A pobreza na França tem matizes bem diferentes da miséria no Brasil — mas existe. O escritor Édouard Louis levou uma vida muito pobre durante sua infância e adolescência, nos anos 1990 e 2000. Filho de um operário e de uma dona de casa, ele e seus quatro irmãos passaram por grandes privações em Hallencourt, vilarejo com menos de 1 500 moradores no norte do país. Além das necessidades materiais, Louis e sua família sentiam-se humilhados por terem de recorrer aos vizinhos para se alimentar, “pedindo emprestado” um pacote de macarrão ou batatas. Soma-se ao calvário o fato de Louis, desde muito jovem, se reconhecer gay numa sociedade brutalmente machista. É esse contexto carente, violento e ignorante que emerge de Lutas e Metamorfoses de uma Mulher e Quem Matou Meu Pai. O díptico foi escrito para ser lido de uma tacada só, pois se trata de obras complementares. A primeira aborda a relação do autor com sua mãe e a outra, com seu pai. No conjunto, o escritor de 30 anos atinge uma voltagem devastadora que justifica sua fama de garoto prodígio da literatura francesa.

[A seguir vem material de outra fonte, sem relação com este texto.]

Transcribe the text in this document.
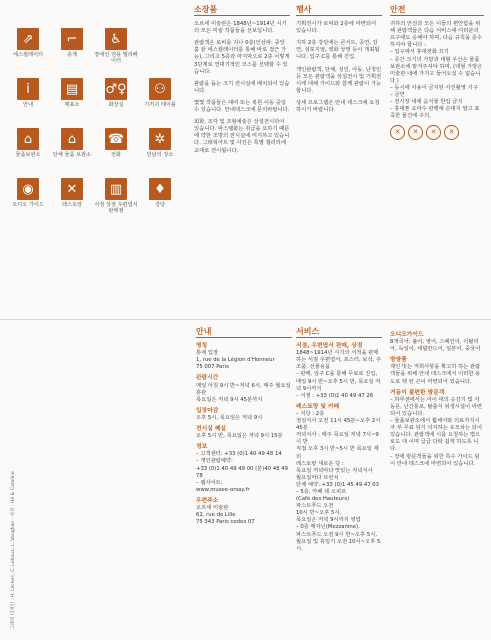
⇗
에스컬레이터
⌐
층계
♿
장애인 전용 엘리베이터
i
안내
▤
매표소
♂♀
화장실
⚇
기저귀 테이블
⌂
물품보관소
⌂
단체 물품 보관소
☎
전화
✲
만남의 장소
◉
오디오 가이드
✕
레스토랑
▥
서점 상점 우편엽서 판매점
♦
강당
소장품

오르세 미술관은 1848년~1914년 시기의 모든 미술 작품들을 선보입니다.

관람객은 로비를 지나 0층(인상파: 중앙 홀 끝 에스컬레이터를 통해 바로 접근 가능), 그리고 5층과 마지막으로 2층 이렇게 3단계로 연대기적인 코스를 선택할 수 있습니다.

관람을 돕는 크기 전시실에 배치되어 있습니다.

몇몇 작품들은 대여 또는 복원 이동 중일 수 있습니다. 안내데스크에 문의바랍니다.

회화, 조각 및 조형예술은 상설전시되어 있습니다. 파스텔화는 취급을 요하기 때문에 약한 조명의 전시실에 머지하고 있습니다. 그래픽아트 및 사진은 특별 갤러리에 교대로 전시됩니다.

행사

기획전시가 로비와 2층에 마련되어 있습니다.

지하 2층 강당에는 콘서트, 공연, 강연, 심포지엄, 영화 상영 등이 개최됩니다. 입구 C를 통해 진입.

개인관람객, 단체, 성인, 아동, 난청인 등 모든 관람객을 상설전시 및 기획전시에 대해 가이드와 함께 관람이 가능합니다.

상세 프로그램은 안내 데스크에 요청하시기 바랍니다.

안전

귀하의 안전과 모든 이들의 편안함을 위해 관람객들은 다음 서비스에 여러분의 요구에도 응해야 하며, 다음 규칙을 준수하셔야 합니다 :
– 입구에서 휴대전화 끄기
– 증간 크기의 가방과 대형 우산은 물품보관소에 맡겨주셔야 하며, (대형 가방은 미술관 내에 가지고 들어오실 수 없습니다.)
– 동시에 사용이 금지된 사진촬영 기구
– 금연
– 전시장 내에 음식물 반입 금지
– 휴대폰 요마수 관행예 손대지 말고 표죽한 물건에 주의.

✕	✕	✕	✕
그래픽 디자인 : H. Leclerc, C. Lehoux, L. Vaughan · 사진 : Hé & Caroline
안내
명칭
통에 입장
1, rue de la Légion d'Honneur
75 007 Paris
관람시간
매일 아침 9시 반~저녁 6시, 매주 월요일 휴관
목요일은 저녁 9시 45분까지
입장마감
오후 5시, 목요일은 저녁 9시
전시실 폐실
오후 5시 반, 목요일은 저녁 9시 15분
정보
– 고객센터: +33 (0)1 40 49 48 14
– 개인관람예약:
+33 (0)1 40 49 49 00 (분)40 48 49 78
– 웹사이트:
www.musee-orsay.fr
우편주소
오르세 미술관
62, rue de Lille
75 343 Paris cedex 07
서비스
서점, 우편엽서 판매, 상점
1848~1914년 시기의 서적을 판매하는 서점 우편엽서, 포스터, 보석, 주조품, 선물용품
– 판매, 임구 C을 통해 무료로 진입, 매일 9시 반~오후 5시 반, 목요일 저녁 9시까지
– 서점 : +33 (0)1 40 49 47 26
레스토랑 및 카페
– 식당 : 2층
점심식사 오전 11시 45분~오후 2시 45분
저녁식사 : 매주 목요일 저녁 7시~9시 반
직접 오후 3시 반~5시 반 목요일 제외
레스토랑 새로운 당 :
목요일 저녁마다 맛있는 저녁식사
월요일마다 브런치
단체 예약: +33 (0)1 45 49 47 03
– 5층, 카페 데 오피르
(Café des Hauteurs)
파스트푸드 오전
10시 반~오후 5시,
목요일은 저녁 9시까지 영업
– 0층 메자닌(Mezzanine),
파스트푸드 오전 9시 반~오후 5시, 월요일 및 휴일기 오전 10시~오후 5시.
오디오가이드
8개국어: 불어, 영어, 스페인어, 이탈리아, 독일어, 네덜란드어, 일본어, 중국어
방쌍품
제인 빗는 저희사항을 확고히 하는 관람객들을 위해 안내 데스크에서 이러한 용도로 택 된 곤이 마련되어 있습니다.
거동이 불편한 방문객
– 하루센에서는 어이 대의 승강기 및 자동문, 난간통로, 탈출식 위생시설이 마련되어 있습니다.
– 물품보관소에서 휠체어와 의료자지시자 부 무료 뒤기 의지하는 유모차는 되어 있습니다. 관람객에 시를 요청하는 법으로도 대 이며 급급 다락 쉽게 하도록 니다.
– 장애 방문객들을 위한 특수 가이드 덤이 안내 데스크에 마련되어 있습니다.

Lutas e metamorfoses de uma mulher
Adepto da chamada autoficção, estilo que rendeu o Nobel do ano passado à sua conterrânea Annie Ernaux, Louis é fiel aos fatos, mas relembra sua história com a maestria que só ótimos escritores dominam. Se em seu primeiro livro, O Fim de Eddy (publicado pela Tusquets em 2018), ele narra como se descobriu e se assumiu homossexual, esses dois relatos breves vão além do relato memorialista: Louis faz arte, expõe pensamentos e conjecturas políticas e sociais, cria tensões, comove e instiga seus leitores. Lê-lo é fundamental para entender a França hoje, sobretudo o descontentamento dos “perdedores da globalização”, a classe baixa trabalhadora que viu empregos diminuírem, salários minguarem e o custo de vida explodir.
Um exemplo de seu realismo desencantado é a fúria contra as políticas liberais do atual presidente da França. “Agosto de 2017 — o governo de Emmanuel Macron tira 5 euros por mês dos mais necessitados, retém 5 euros por mês dos auxílios sociais que permitem aos mais pobres na França encontrar moradia e pagar aluguel. No mesmo dia, ou quase, não importa, anuncia uma redução de impostos para as pessoas mais ricas”, escreve. E conclui, exprimindo as agruras do próprio pai: “Emmanuel Macron tira a comida da sua boca”.
A indignação do autor e de muitos outros franceses tem raízes em motivos reais, e muitas vezes irrompe em violência, como nos protestos dos coletes amarelos, em 2018, e nas manifestações contra a reforma da Previdência do país. Em julho, a mais recente onda de revolta — desencadeada pela morte de um jovem de 17 anos baleado pela polícia — também teve os alvos contumazes: a classe política e as elites dirigentes.
O mal-estar difundido no país permeia seus personagens. No livro sobre a mãe, Louis fala de “uma pessoa que lutava pelo direito de ser mulher”. Aos 20, Monique já tinha dois filhos, nenhuma profissão e um casamento infeliz. Mas, ao menos, obteve a redenção na maturidade. Já o pai — que ele nem nomeia, talvez por mágoa do homem sádico — “não pôde estudar, não pôde viajar, não pôde realizar seus sonhos”. Filho de dois perdedores, Louis é a exceção que ascendeu por meio dos estudos. Mesmo na França arrasada, a vida é capaz de mostrar o caminho.